Team Herald
PONDA: In a State known historically as a nerve center of communal harmony and interfaith relations is now going to the polls with its Chief Minister, out of the blue, saying that temples destroyed over centuries ago during the Portuguese rule had to be rebuilt.
He made these remarks at one of Goa’s best-known temple the world over, at Mangueshi temple at Ponda, at the inauguration of the tourism development infrastructure project. He said, “In the 60th year of Liberation, the State should start rebuilding temples destroyed by the Portuguese. During the Portuguese time our forefathers had shifted their deities to safer places. There are many temples damaged by the Portuguese rulers that need to be rebuilt.”

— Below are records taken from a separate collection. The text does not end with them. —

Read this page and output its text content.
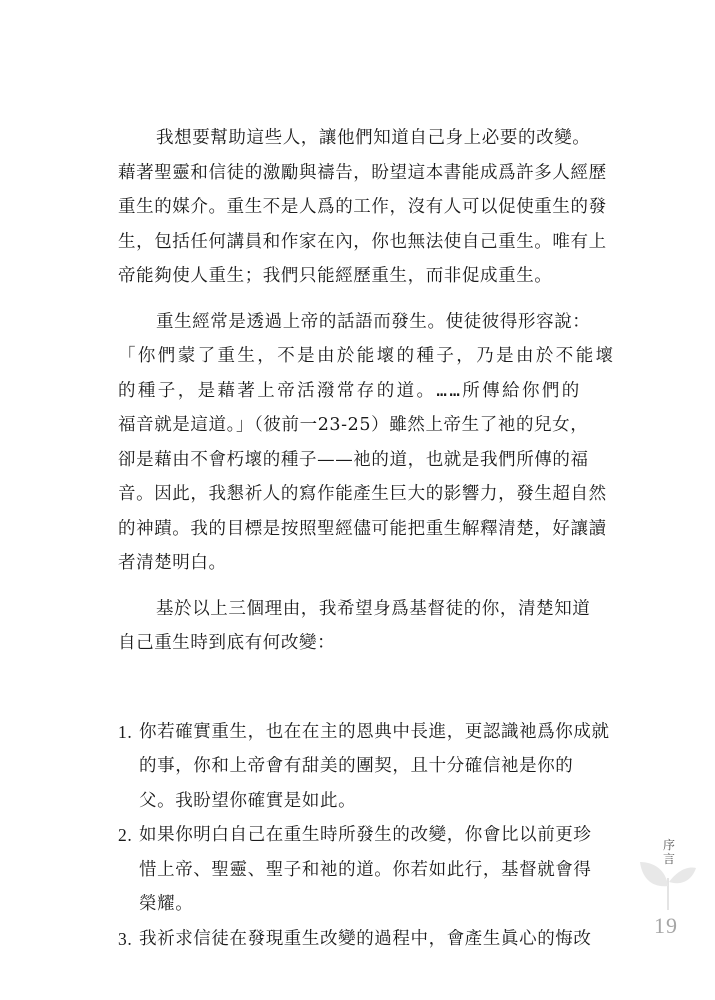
我想要幫助這些人，讓他們知道自己身上必要的改變。
藉著聖靈和信徒的激勵與禱告，盼望這本書能成爲許多人經歷
重生的媒介。重生不是人爲的工作，沒有人可以促使重生的發
生，包括任何講員和作家在內，你也無法使自己重生。唯有上
帝能夠使人重生；我們只能經歷重生，而非促成重生。
重生經常是透過上帝的話語而發生。使徒彼得形容說：
「你們蒙了重生，不是由於能壞的種子，乃是由於不能壞
的種子，是藉著上帝活潑常存的道。……所傳給你們的
福音就是這道。」（彼前一23-25）雖然上帝生了祂的兒女，
卻是藉由不會朽壞的種子——祂的道，也就是我們所傳的福
音。因此，我懇祈人的寫作能產生巨大的影響力，發生超自然
的神蹟。我的目標是按照聖經儘可能把重生解釋清楚，好讓讀
者清楚明白。
基於以上三個理由，我希望身爲基督徒的你，清楚知道
自己重生時到底有何改變：
1. 你若確實重生，也在在主的恩典中長進，更認識祂爲你成就
的事，你和上帝會有甜美的團契，且十分確信祂是你的
父。我盼望你確實是如此。
2. 如果你明白自己在重生時所發生的改變，你會比以前更珍
惜上帝、聖靈、聖子和祂的道。你若如此行，基督就會得
榮耀。
3. 我祈求信徒在發現重生改變的過程中，會產生眞心的悔改
序
言
19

He did not stop there. Carrying on he said, “I am not asking for anything else. I am just asking you to strengthen our hands to reinstate Hindu Sanskriti (culture) and Mandir Sanskriti in the State.”
The remarks have shocked people across faiths. A prominent and veteran industrialist known to be a close sympathizer of the BJP remarked, “I don’t believe this. These remarks are totally uncalled for.”
The issue of rebuilding temples can only be rhetoric and words meant to send a political message linked with religious and polarizing overtones, aimed to only divide. There is no tangible data to ascertain where the temples that were purportedly destroyed were present. And it is almost certainly that those areas if they are identifiable at all have been “developed”.
Moreover developing more temples was never a part of any political, religious, or any development strategy of Goa, to even expressed by the BJP in all these years
Union Minister of State for Tourism and Ports, Shripad Naik, Tourism Director Nikhil Desai, Mangueshi Temple President Subray Nadkarni and sarpanchas of various panchayats of Priol constituency were present.